Diante do governo Bolsonaro na maioria das vezes a esquerda reage de forma bipolar, vivenciando momentos de ansiedade pessimista (como no período posterior a sua vitória) a euforia (como no dia seguinte as manifestações do 15M). Considero urgente colocarmos alguns elementos mais científicos nas análises para sairmos deste estágio e não cometermos erros avaliativos.

O governo Bolsonaro é, ideologicamente, de extrema-direita. Esta afirmação parte das características de seu discurso, de sua trajetória, dos seus referenciais políticos e também da certa dependência que ele possui do próprio personagem que criou na vida pública. De uma figura marginal na política parlamentar brasileira, devido a um encontro de situações favoráveis, alçou a presidência da república.

Mas, diferente de outras experiências recentes de crescimento eleitoral de personalidades conservadoras, não tem um partido de direita propriamente dito. O PSL é para Bolsonaro o que PRN foi para Fernando Collor, um refúgio necessário para sua candidatura. É composto de novos expoentes da direita, beneficiários diretos do crescimento de sua candidatura, e políticos tão iguais aos de outras pequenas legendas partidárias, acostumados a negociatas e vivendo das migalhas financeiras da grande política no parlamento brasileiro. Não é Erdogan, não é Hitler. Está bem longe disso, mesmo que se veja assim.

É necessário também analisar que classes sociais sustentam ou se sentem representadas por seu governo. Neste caso, a análise é mais complexa por que não foi eleito a partir de uma coalisão social que tivesse nele a expressão de sua política. A burguesia tinha outros candidatos mais orgânicos, mas tais candidaturas não conseguiram emplacar. O desgaste acelerado das principais lideranças burguesas, a maioria envolvida em escândalo de corrupção, aliado ao fato de que o discurso contra a “velha política” e o ódio ao petismo gerou um subproduto de raiva genérica na política, tudo isso afetou o desempenho eleitoral de lideranças mais tradicionais e encontrou no capitão o desaguadouro de milhões de votos.

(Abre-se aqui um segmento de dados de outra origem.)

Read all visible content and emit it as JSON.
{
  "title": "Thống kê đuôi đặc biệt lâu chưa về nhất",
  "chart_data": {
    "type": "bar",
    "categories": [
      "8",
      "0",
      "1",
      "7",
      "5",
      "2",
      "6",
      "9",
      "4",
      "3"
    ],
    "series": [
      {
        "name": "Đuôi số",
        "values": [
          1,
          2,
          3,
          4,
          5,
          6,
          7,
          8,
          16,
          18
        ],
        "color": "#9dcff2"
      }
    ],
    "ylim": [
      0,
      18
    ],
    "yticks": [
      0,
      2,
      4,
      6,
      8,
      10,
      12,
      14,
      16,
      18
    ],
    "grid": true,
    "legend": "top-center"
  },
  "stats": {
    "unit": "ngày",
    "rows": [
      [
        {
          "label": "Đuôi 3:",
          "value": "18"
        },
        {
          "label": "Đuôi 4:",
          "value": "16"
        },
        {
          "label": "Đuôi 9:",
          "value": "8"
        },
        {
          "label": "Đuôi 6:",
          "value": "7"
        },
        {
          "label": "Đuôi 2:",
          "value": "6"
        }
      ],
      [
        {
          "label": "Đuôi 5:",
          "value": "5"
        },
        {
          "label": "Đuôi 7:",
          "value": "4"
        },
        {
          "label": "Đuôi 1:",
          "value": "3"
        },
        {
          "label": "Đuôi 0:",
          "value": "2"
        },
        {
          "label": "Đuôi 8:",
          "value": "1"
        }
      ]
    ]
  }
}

É verdade que, ao enxergarem a possibilidade do PT voltar a ocupar o Executivo, depois de todo trabalho para derrubar por um golpe parlamentar ancorado em manifestações induzidas e turbinadas pela elite e os meios de comunicação, a elite desembarcou na candidatura de Bolsonaro, da mesma forma que desembarcou em Collor na década de 90. Não por convencimento de que daria certo, mas por necessidade de dar continuidade ao afastamento da esquerda que apesar de suas concessões, no meio de uma profunda crise não deu sinalizações contundentes que faria todas as maldades necessárias para proteger os interesses do empresariado.

Então, neste cenário podemos comparar Bolsonaro com a experiência bonapartista? Não. Está mais para farsa do que para tragédia.

O seu governo possui vários núcleos, sendo que cada um deles expressa os interesses envolvidos na sua vitória. Mas a imagem de núcleos pode dar a ideia de que possuem poderes iguais, o que não é verdade.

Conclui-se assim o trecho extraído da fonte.